Solidarity with the Yarl’s Wood Hunger Strikers

#ShutDownYarlsWood
#ShutDownYarlsWood #FeministsAgainstBorders #MigrantsRights #NoOneIsIllegal #RefugeesAreWelcome

Five women branded as ring leaders have been moved over the last weeks from Yarl’s Wood detention centre to prison, where they are being held without charge.

Over fifty women are entering their third week of a hunger strike in protest at the horrendous conditions and degrading treatment they suffer on a daily basis, and the racist immigration controls that have led to their incarceration. The response to this action has been an increase in brutality and victimisation from guards, and a white-washing from government.

Denise* is one of the women now being held in HMP Holloway.
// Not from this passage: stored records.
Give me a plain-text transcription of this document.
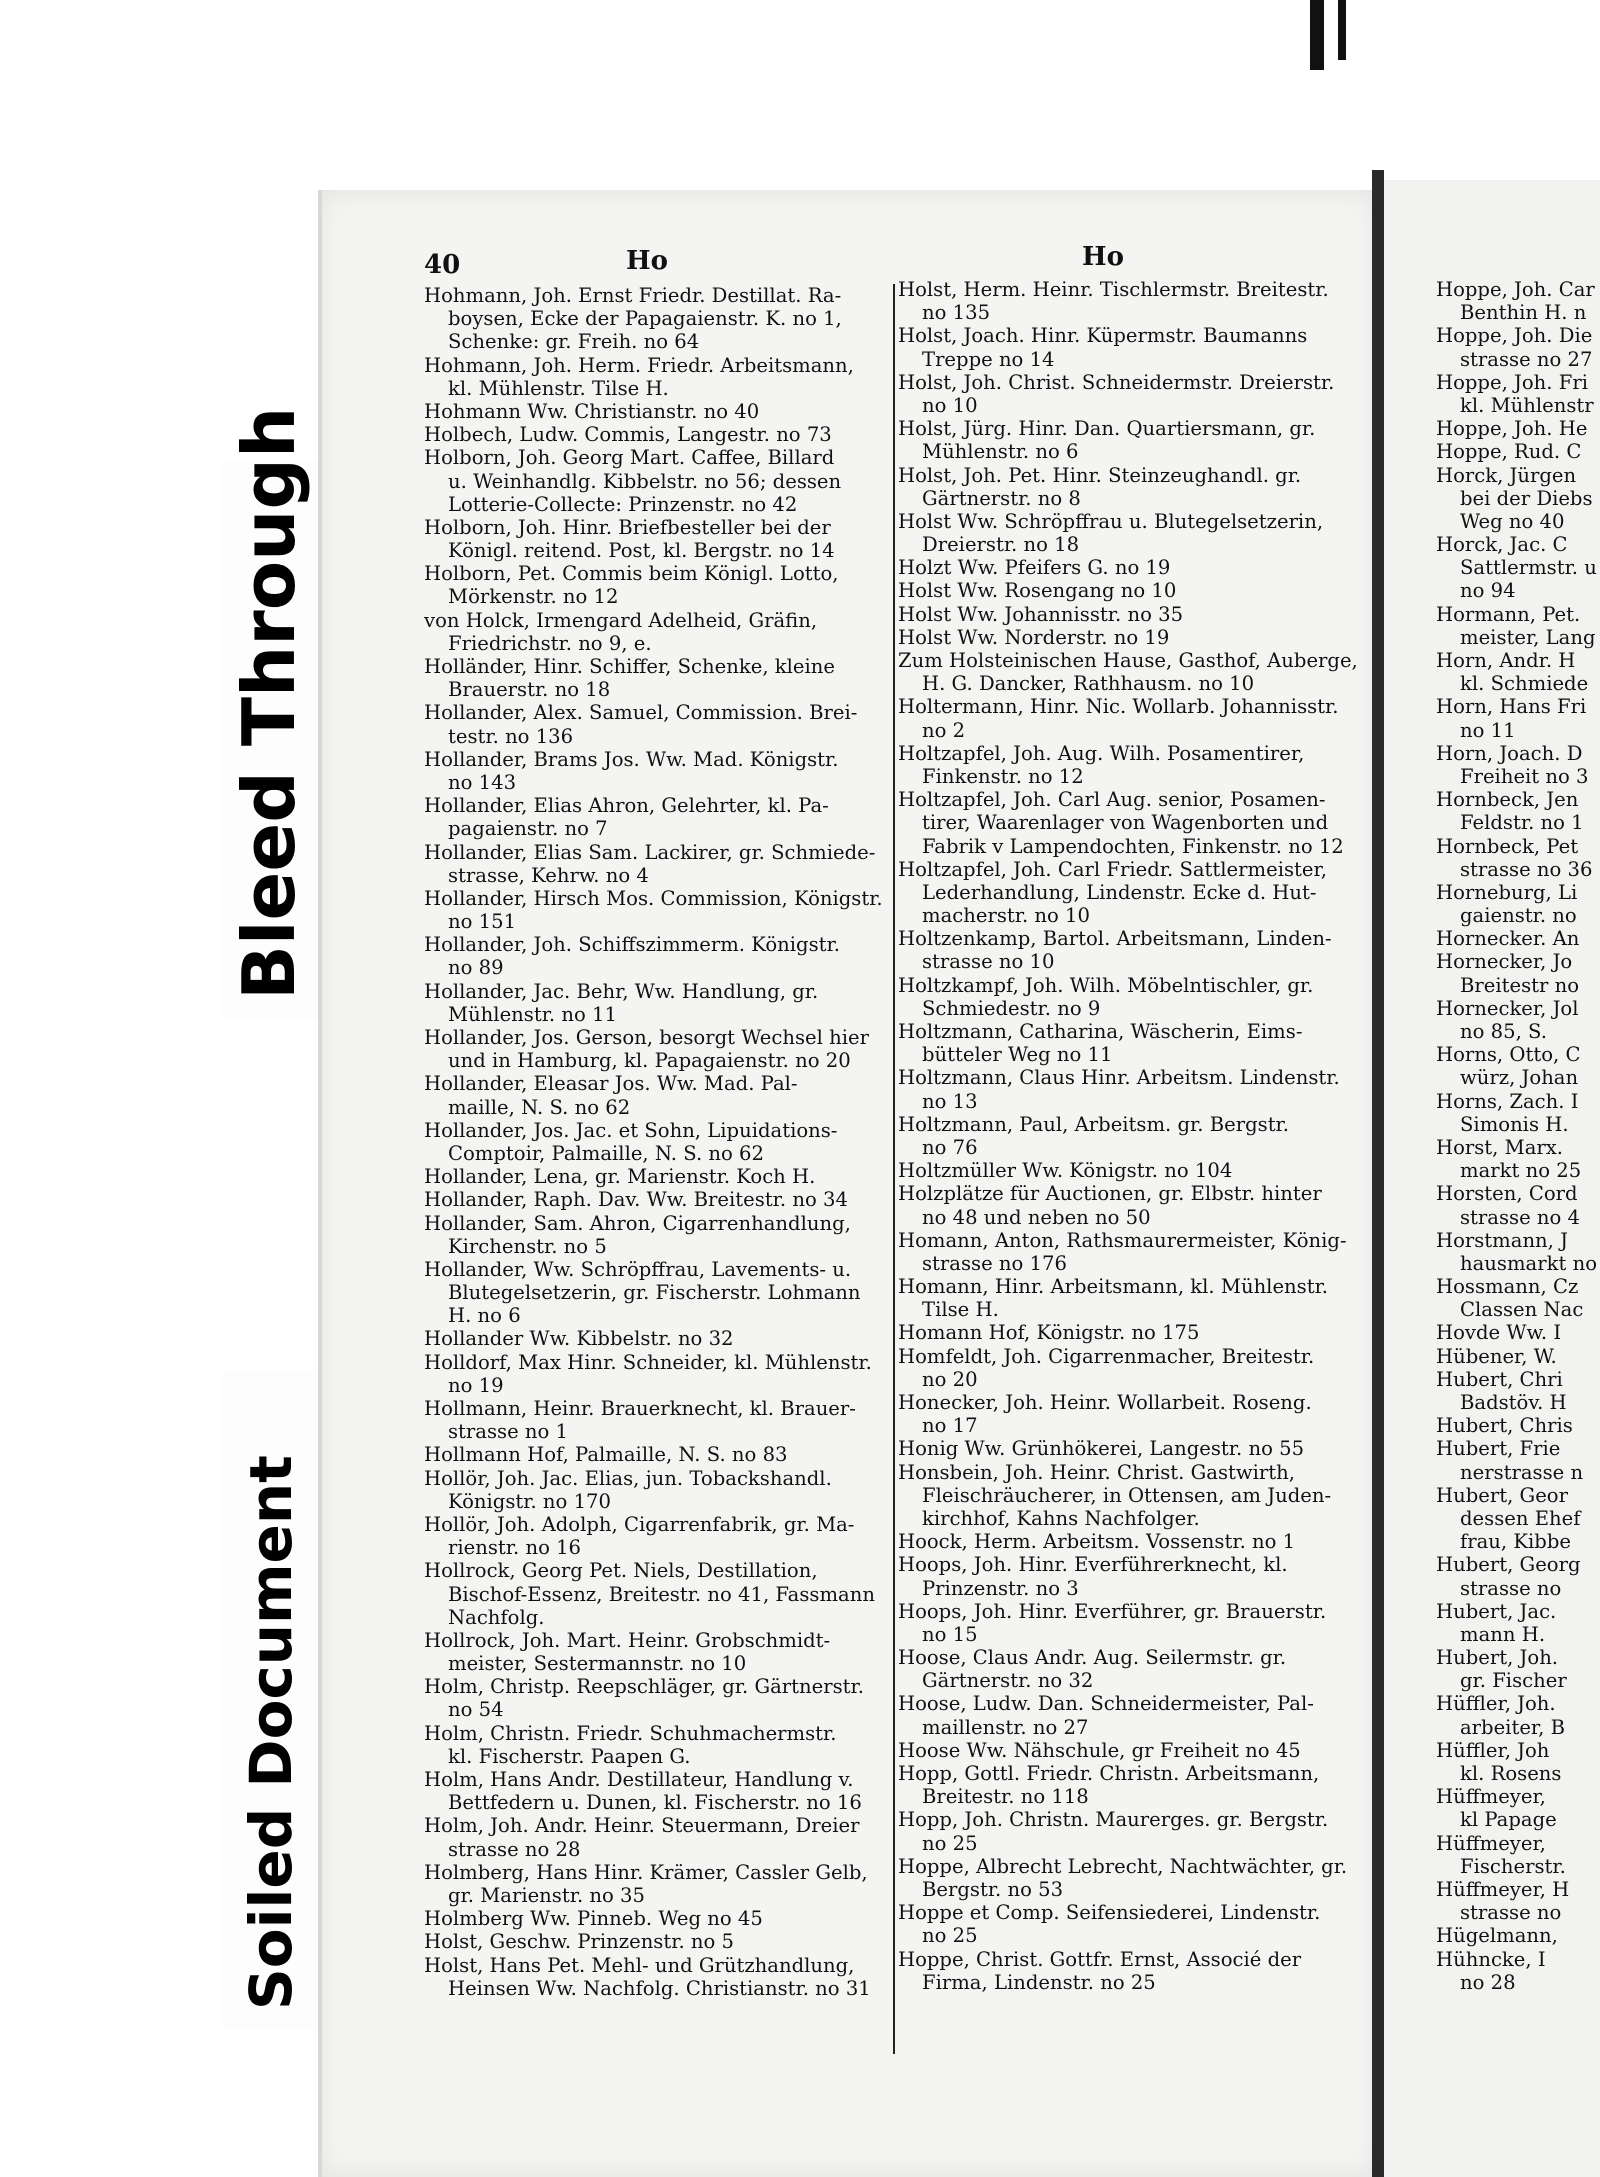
Bleed Through
Soiled Document
40	Ho	Ho
Hohmann, Joh. Ernst Friedr. Destillat. Ra-
boysen, Ecke der Papagaienstr. K. no 1,
Schenke: gr. Freih. no 64
Hohmann, Joh. Herm. Friedr. Arbeitsmann,
kl. Mühlenstr. Tilse H.
Hohmann Ww. Christianstr. no 40
Holbech, Ludw. Commis, Langestr. no 73
Holborn, Joh. Georg Mart. Caffee, Billard
u. Weinhandlg. Kibbelstr. no 56; dessen
Lotterie-Collecte: Prinzenstr. no 42
Holborn, Joh. Hinr. Briefbesteller bei der
Königl. reitend. Post, kl. Bergstr. no 14
Holborn, Pet. Commis beim Königl. Lotto,
Mörkenstr. no 12
von Holck, Irmengard Adelheid, Gräfin,
Friedrichstr. no 9, e.
Holländer, Hinr. Schiffer, Schenke, kleine
Brauerstr. no 18
Hollander, Alex. Samuel, Commission. Brei-
testr. no 136
Hollander, Brams Jos. Ww. Mad. Königstr.
no 143
Hollander, Elias Ahron, Gelehrter, kl. Pa-
pagaienstr. no 7
Hollander, Elias Sam. Lackirer, gr. Schmiede-
strasse, Kehrw. no 4
Hollander, Hirsch Mos. Commission, Königstr.
no 151
Hollander, Joh. Schiffszimmerm. Königstr.
no 89
Hollander, Jac. Behr, Ww. Handlung, gr.
Mühlenstr. no 11
Hollander, Jos. Gerson, besorgt Wechsel hier
und in Hamburg, kl. Papagaienstr. no 20
Hollander, Eleasar Jos. Ww. Mad. Pal-
maille, N. S. no 62
Hollander, Jos. Jac. et Sohn, Lipuidations-
Comptoir, Palmaille, N. S. no 62
Hollander, Lena, gr. Marienstr. Koch H.
Hollander, Raph. Dav. Ww. Breitestr. no 34
Hollander, Sam. Ahron, Cigarrenhandlung,
Kirchenstr. no 5
Hollander, Ww. Schröpffrau, Lavements- u.
Blutegelsetzerin, gr. Fischerstr. Lohmann
H. no 6
Hollander Ww. Kibbelstr. no 32
Holldorf, Max Hinr. Schneider, kl. Mühlenstr.
no 19
Hollmann, Heinr. Brauerknecht, kl. Brauer-
strasse no 1
Hollmann Hof, Palmaille, N. S. no 83
Hollör, Joh. Jac. Elias, jun. Tobackshandl.
Königstr. no 170
Hollör, Joh. Adolph, Cigarrenfabrik, gr. Ma-
rienstr. no 16
Hollrock, Georg Pet. Niels, Destillation,
Bischof-Essenz, Breitestr. no 41, Fassmann
Nachfolg.
Hollrock, Joh. Mart. Heinr. Grobschmidt-
meister, Sestermannstr. no 10
Holm, Christp. Reepschläger, gr. Gärtnerstr.
no 54
Holm, Christn. Friedr. Schuhmachermstr.
kl. Fischerstr. Paapen G.
Holm, Hans Andr. Destillateur, Handlung v.
Bettfedern u. Dunen, kl. Fischerstr. no 16
Holm, Joh. Andr. Heinr. Steuermann, Dreier
strasse no 28
Holmberg, Hans Hinr. Krämer, Cassler Gelb,
gr. Marienstr. no 35
Holmberg Ww. Pinneb. Weg no 45
Holst, Geschw. Prinzenstr. no 5
Holst, Hans Pet. Mehl- und Grützhandlung,
Heinsen Ww. Nachfolg. Christianstr. no 31
Holst, Herm. Heinr. Tischlermstr. Breitestr.
no 135
Holst, Joach. Hinr. Küpermstr. Baumanns
Treppe no 14
Holst, Joh. Christ. Schneidermstr. Dreierstr.
no 10
Holst, Jürg. Hinr. Dan. Quartiersmann, gr.
Mühlenstr. no 6
Holst, Joh. Pet. Hinr. Steinzeughandl. gr.
Gärtnerstr. no 8
Holst Ww. Schröpffrau u. Blutegelsetzerin,
Dreierstr. no 18
Holzt Ww. Pfeifers G. no 19
Holst Ww. Rosengang no 10
Holst Ww. Johannisstr. no 35
Holst Ww. Norderstr. no 19
Zum Holsteinischen Hause, Gasthof, Auberge,
H. G. Dancker, Rathhausm. no 10
Holtermann, Hinr. Nic. Wollarb. Johannisstr.
no 2
Holtzapfel, Joh. Aug. Wilh. Posamentirer,
Finkenstr. no 12
Holtzapfel, Joh. Carl Aug. senior, Posamen-
tirer, Waarenlager von Wagenborten und
Fabrik v Lampendochten, Finkenstr. no 12
Holtzapfel, Joh. Carl Friedr. Sattlermeister,
Lederhandlung, Lindenstr. Ecke d. Hut-
macherstr. no 10
Holtzenkamp, Bartol. Arbeitsmann, Linden-
strasse no 10
Holtzkampf, Joh. Wilh. Möbelntischler, gr.
Schmiedestr. no 9
Holtzmann, Catharina, Wäscherin, Eims-
bütteler Weg no 11
Holtzmann, Claus Hinr. Arbeitsm. Lindenstr.
no 13
Holtzmann, Paul, Arbeitsm. gr. Bergstr.
no 76
Holtzmüller Ww. Königstr. no 104
Holzplätze für Auctionen, gr. Elbstr. hinter
no 48 und neben no 50
Homann, Anton, Rathsmaurermeister, König-
strasse no 176
Homann, Hinr. Arbeitsmann, kl. Mühlenstr.
Tilse H.
Homann Hof, Königstr. no 175
Homfeldt, Joh. Cigarrenmacher, Breitestr.
no 20
Honecker, Joh. Heinr. Wollarbeit. Roseng.
no 17
Honig Ww. Grünhökerei, Langestr. no 55
Honsbein, Joh. Heinr. Christ. Gastwirth,
Fleischräucherer, in Ottensen, am Juden-
kirchhof, Kahns Nachfolger.
Hoock, Herm. Arbeitsm. Vossenstr. no 1
Hoops, Joh. Hinr. Everführerknecht, kl.
Prinzenstr. no 3
Hoops, Joh. Hinr. Everführer, gr. Brauerstr.
no 15
Hoose, Claus Andr. Aug. Seilermstr. gr.
Gärtnerstr. no 32
Hoose, Ludw. Dan. Schneidermeister, Pal-
maillenstr. no 27
Hoose Ww. Nähschule, gr Freiheit no 45
Hopp, Gottl. Friedr. Christn. Arbeitsmann,
Breitestr. no 118
Hopp, Joh. Christn. Maurerges. gr. Bergstr.
no 25
Hoppe, Albrecht Lebrecht, Nachtwächter, gr.
Bergstr. no 53
Hoppe et Comp. Seifensiederei, Lindenstr.
no 25
Hoppe, Christ. Gottfr. Ernst, Associé der
Firma, Lindenstr. no 25
Hoppe, Joh. Car
Benthin H. n
Hoppe, Joh. Die
strasse no 27
Hoppe, Joh. Fri
kl. Mühlenstr
Hoppe, Joh. He
Hoppe, Rud. C
Horck, Jürgen
bei der Diebs
Weg no 40
Horck, Jac. C
Sattlermstr. u
no 94
Hormann, Pet.
meister, Lang
Horn, Andr. H
kl. Schmiede
Horn, Hans Fri
no 11
Horn, Joach. D
Freiheit no 3
Hornbeck, Jen
Feldstr. no 1
Hornbeck, Pet
strasse no 36
Horneburg, Li
gaienstr. no
Hornecker. An
Hornecker, Jo
Breitestr no
Hornecker, Jol
no 85, S.
Horns, Otto, C
würz, Johan
Horns, Zach. I
Simonis H.
Horst, Marx.
markt no 25
Horsten, Cord
strasse no 4
Horstmann, J
hausmarkt no
Hossmann, Cz
Classen Nac
Hovde Ww. I
Hübener, W.
Hubert, Chri
Badstöv. H
Hubert, Chris
Hubert, Frie
nerstrasse n
Hubert, Geor
dessen Ehef
frau, Kibbe
Hubert, Georg
strasse no
Hubert, Jac.
mann H.
Hubert, Joh.
gr. Fischer
Hüffler, Joh.
arbeiter, B
Hüffler, Joh
kl. Rosens
Hüffmeyer,
kl Papage
Hüffmeyer,
Fischerstr.
Hüffmeyer, H
strasse no
Hügelmann,
Hühncke, I
no 28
She escaped from Jamaica with her child after her brother was killed in gang wars and her family received death threats to stop them reporting to the police. Her other brother was deported to Jamaica on 29th January and was murdered there. She was detained for 11 months having been convicted and imprisoned for “racially aggravated assault” after police were called to an argument in a shop. She tried to stop police taking her five year old son from her, was held down and accused of kicking a police man.  One of the officers (all white) called her a ‘Black bitch’ to which she responded ‘white bastard’.
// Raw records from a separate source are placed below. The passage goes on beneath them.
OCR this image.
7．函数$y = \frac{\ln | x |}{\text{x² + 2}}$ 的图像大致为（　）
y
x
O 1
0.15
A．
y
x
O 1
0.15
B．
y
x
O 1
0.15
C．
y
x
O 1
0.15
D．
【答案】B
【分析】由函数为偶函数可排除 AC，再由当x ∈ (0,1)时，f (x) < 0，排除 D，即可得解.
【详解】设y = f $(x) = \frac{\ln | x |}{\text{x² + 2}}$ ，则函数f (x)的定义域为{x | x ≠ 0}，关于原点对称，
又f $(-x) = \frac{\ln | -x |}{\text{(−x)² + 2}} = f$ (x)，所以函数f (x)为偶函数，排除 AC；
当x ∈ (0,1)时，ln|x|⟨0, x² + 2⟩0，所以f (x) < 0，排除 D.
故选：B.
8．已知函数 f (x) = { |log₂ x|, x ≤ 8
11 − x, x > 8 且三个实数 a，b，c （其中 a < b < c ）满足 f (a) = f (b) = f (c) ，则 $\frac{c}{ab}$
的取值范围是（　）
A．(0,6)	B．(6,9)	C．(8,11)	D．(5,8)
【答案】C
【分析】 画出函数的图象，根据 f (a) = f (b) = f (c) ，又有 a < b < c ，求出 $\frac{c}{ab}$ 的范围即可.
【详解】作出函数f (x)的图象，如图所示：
Having been identified as a ‘ring leader’ of the current protests Denise was beaten by guards at Yarl’s Wood, held in solitary confinement for days and then removed to HMP Holloway last week.

See Indy Media for more information and hear voices from Yarl’s Wood Vision On Tv.

Demo at Holloway Prison (Parkhurst Road, London, N7 0NU) this Wednesday (3rd March), 6.30pm, in support of the five hunger strikers imprisoned there – as well as the twenty women still refusing food at Yarl’s Wood Detention Centre.

Come and show your support and solidarity!

The mass hunger strike, which involved some 84 women at the start, was started on 5th February, sparked by detainees demanding that “the frustration and humiliation of all foreign nationals [in detention] ends now.”

On 8th February, Serco security guards tried to break up the protest by force. Some 70 women were locked in a corridor for up to 8 hours without access to food, water, toilet or medical care. Many collapsed and about 20, who tried to climb out of the windows, were beaten up and taken into isolation cells. Four of the women, singled out as ‘ringleaders’, were taken to Bedford police station and subsequently transferred to HMP Holloway in London, without being charged with any offence or brought before a judge.

A number of protests in solidarity with the hunger strikers have taken place, including pickets of Serco’s offices in Holborn, London, and one-day solidarity hunger strikes by students and campaigners.

This is not the first hunger strike at Yarl’s Wood. Parents detained in the centre went on hunger strike in 2006 in a desperate bid to draw attention to the sufferings of their children and a mass hunger strike broke out in 2009 (and met with violent assaults on detainees by Serco security guards).

*Denise was not released until 25th January 2011 after 28 months, one week and five days after being separated from her children who hold British passports.